At 15:42 on 13/2/14, David Rose wrote to sys-func:
Vygotsky tells that we think in 'inner speech', that develops from children thinking aloud… 'Egocentric speech, splintered off from general social speech, in time leads to inner speech, which serves both autistic and logical thinking.'
Vygotsky rejects the notion that thought is wordless... 'thought is born through words. A word devoid of thought is a dead thing; and a thought unembodied in words remains a shadow.' 
He even outlines the structural characteristics of inner speech... 'With syntax and sound reduced to a minimum, meaning is more than ever in the forefront.
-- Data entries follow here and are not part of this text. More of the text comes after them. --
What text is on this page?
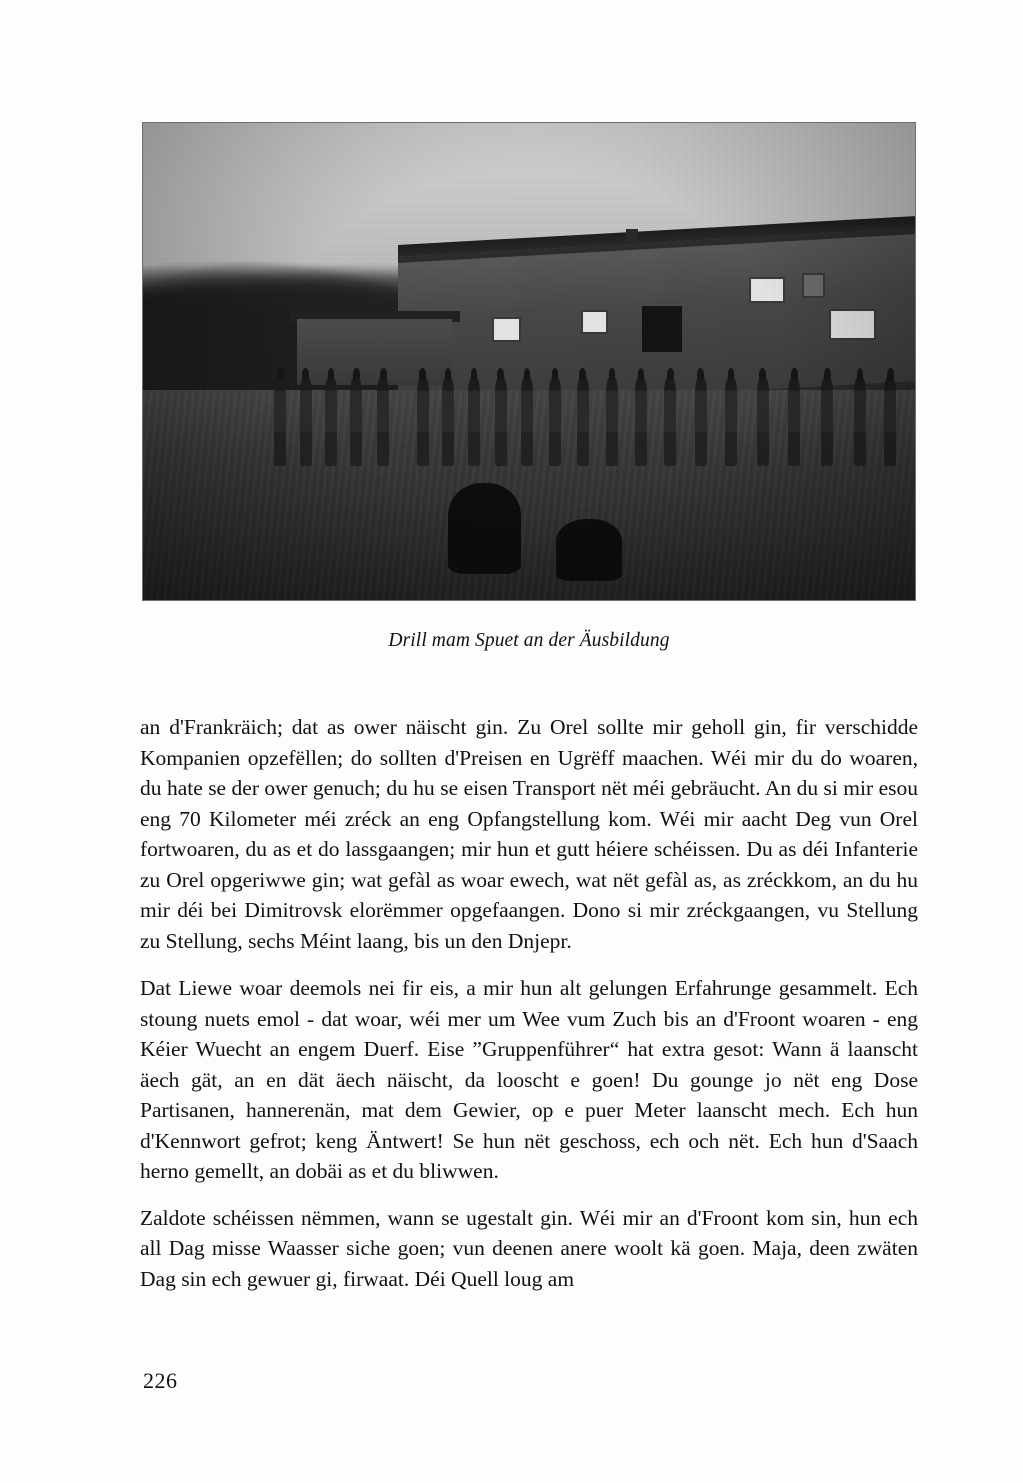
Drill mam Spuet an der Äusbildung

an d'Frankräich; dat as ower näischt gin. Zu Orel sollte mir geholl gin, fir verschidde Kompanien opzefëllen; do sollten d'Preisen en Ugrëff maachen. Wéi mir du do woaren, du hate se der ower genuch; du hu se eisen Transport nët méi gebräucht. An du si mir esou eng 70 Kilometer méi zréck an eng Opfangstellung kom. Wéi mir aacht Deg vun Orel fortwoaren, du as et do lassgaangen; mir hun et gutt héiere schéissen. Du as déi Infanterie zu Orel opgeriwwe gin; wat gefàl as woar ewech, wat nët gefàl as, as zréckkom, an du hu mir déi bei Dimitrovsk elorëmmer opgefaangen. Dono si mir zréckgaangen, vu Stellung zu Stellung, sechs Méint laang, bis un den Dnjepr.

Dat Liewe woar deemols nei fir eis, a mir hun alt gelungen Erfahrunge gesammelt. Ech stoung nuets emol - dat woar, wéi mer um Wee vum Zuch bis an d'Froont woaren - eng Kéier Wuecht an engem Duerf. Eise ”Gruppenführer“ hat extra gesot: Wann ä laanscht äech gät, an en dät äech näischt, da looscht e goen! Du gounge jo nët eng Dose Partisanen, hannerenän, mat dem Gewier, op e puer Meter laanscht mech. Ech hun d'Kennwort gefrot; keng Äntwert! Se hun nët geschoss, ech och nët. Ech hun d'Saach herno gemellt, an dobäi as et du bliwwen.

Zaldote schéissen nëmmen, wann se ugestalt gin. Wéi mir an d'Froont kom sin, hun ech all Dag misse Waasser siche goen; vun deenen anere woolt kä goen. Maja, deen zwäten Dag sin ech gewuer gi, firwaat. Déi Quell loug am

226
Inner speech works with semantics, not phonetics.' 
An SFL interpretation of this could be that inner speech is primarily lexical, less interpersonalised and less textualised than articulated 'social speech'. This seems consistent with my own introspective impressions. Is it with yours? 
Now grammatically, reported ideas are obviously at once wordings and meanings, as are quoted locutions, but the latter quote articulated speech, while the former report inner speech. 
Perhaps when we are consciously writing, we might get the impression that 'a phenomenon of experience is construed first as a meaning and then in turn as a wording', but in spontaneous speech - inner or outer - meanings and wordings are simultaneous (one and the same thing)
Again may I ask if anyone can suggest evidence from the grammar that shows otherwise?

Blogger Comments:

[1] Grammatically, reported ideas are presented as meanings, since how the meanings are actually worded is not presented; whereas quoted locutions are presented as wordings: those used to realise meanings.

[2] On the stratification model, meanings and wordings, semantics and lexicogrammar, are not 'the same thing' but two angles on 'the same thing', differing in terms of level of symbolic abstraction.